Des personnes, des animaux et des biens ont été emportés par les vagues déferlantes, des villages entiers balayés et l’infrastructure gravement endommagée dans de nombreuses régions du pays. Le PNUD apporte son appui aux organismes de gestion des catastrophes aux niveaux national, provincial et local de manière à permettre aux populations touchées de reprendre une vie normale et de retrouver leurs moyens de subsistance le plus rapidement possible.

« Les dégâts définitifs infligés à l’économie du pays, en particulier les activités agricoles et d’élevage, n’ont toujours pas été déterminés, mais on peut dire avec certitude qu’ils ont été énormes », a précisé M. Yucer après le lancement d’un appel de 459 millions de dollars au titre de fonds d’intervention pour les urgences humanitaires.

« Si des centaines de millions de dollars sont nécessaires pour fournir des abris et des vivres au cours des prochains mois, le montant nécessaire pour réparer les dégâts devra se situer autour de plusieurs milliards. Il nous faut aider le Gouvernement et le peuple pakistanais à reconstruire leurs maisons, leur infrastructure et leurs moyens de subsistance ».

Le PNUD aide les autorités locales chargées de la gestion des catastrophes à évacuer les populations des zones touchées du sud du Pendjab et de la province du Khyber Pakhtunkkhwa, connue autrefois comme la Province de la frontière du Nord-Ouest. Le PNUD a également apporté son concours à l’installation d’un centre départemental de ressources relatives aux catastrophes dans la localité de Haripur.

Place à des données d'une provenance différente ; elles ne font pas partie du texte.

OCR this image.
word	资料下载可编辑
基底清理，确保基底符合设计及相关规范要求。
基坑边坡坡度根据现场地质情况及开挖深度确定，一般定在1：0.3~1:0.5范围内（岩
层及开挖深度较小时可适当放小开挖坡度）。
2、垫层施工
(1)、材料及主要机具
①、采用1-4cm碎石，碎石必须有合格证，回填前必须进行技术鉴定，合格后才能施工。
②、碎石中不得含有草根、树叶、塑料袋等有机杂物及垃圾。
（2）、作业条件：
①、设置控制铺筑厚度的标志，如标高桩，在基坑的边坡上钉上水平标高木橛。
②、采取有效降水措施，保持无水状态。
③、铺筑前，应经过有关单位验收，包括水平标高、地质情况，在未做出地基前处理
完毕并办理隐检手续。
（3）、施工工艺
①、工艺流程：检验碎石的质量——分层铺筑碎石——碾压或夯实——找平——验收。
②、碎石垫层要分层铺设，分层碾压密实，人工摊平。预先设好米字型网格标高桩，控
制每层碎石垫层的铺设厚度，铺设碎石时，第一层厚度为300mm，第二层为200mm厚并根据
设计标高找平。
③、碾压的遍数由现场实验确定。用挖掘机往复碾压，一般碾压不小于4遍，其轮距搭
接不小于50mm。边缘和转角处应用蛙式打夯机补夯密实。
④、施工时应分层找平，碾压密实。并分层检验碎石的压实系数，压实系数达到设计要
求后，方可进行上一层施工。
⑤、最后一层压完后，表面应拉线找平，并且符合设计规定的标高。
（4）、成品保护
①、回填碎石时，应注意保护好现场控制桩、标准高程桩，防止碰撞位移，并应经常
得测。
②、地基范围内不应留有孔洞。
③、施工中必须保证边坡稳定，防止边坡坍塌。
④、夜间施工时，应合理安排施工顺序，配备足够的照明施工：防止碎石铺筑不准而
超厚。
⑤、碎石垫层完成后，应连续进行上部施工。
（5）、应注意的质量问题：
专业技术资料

Le centre de Haripur surveille en permanence la situation créée par les crues afin de mieux gérer et diffuser l’information disponible sur les ressources relatives aux catastrophes, d’entretenir une base de données des volontaires et de tenir des manuels de formation à la disposition des organismes qui participent aux opérations de secours.

Le PNUD s’emploie par ailleurs à mobiliser les populations de certaines régions du Pendjab par le biais d’assemblées de gestion des risques liés aux catastrophes organisées par les autorités locales, notamment des réunions d’évaluation de l’état des inondations et de planification des opérations de recherche et sauvetage.

Les participants aux assemblées ont également constitué des équipes communautaires d’intervention rapide dans trois des zones les plus vulnérables, ce qui a permis de livrer en temps utile du matériel de recherche et sauvetage comme des embarcations et des gilets de sauvetage.

Les responsables de la gestion des catastrophes coordonnent également leurs activités avec les médias locaux pour leur permettre de diffuser des avis d’alerte rapide en cas d’inondations et d’informer l’opinion sur les opérations de secours.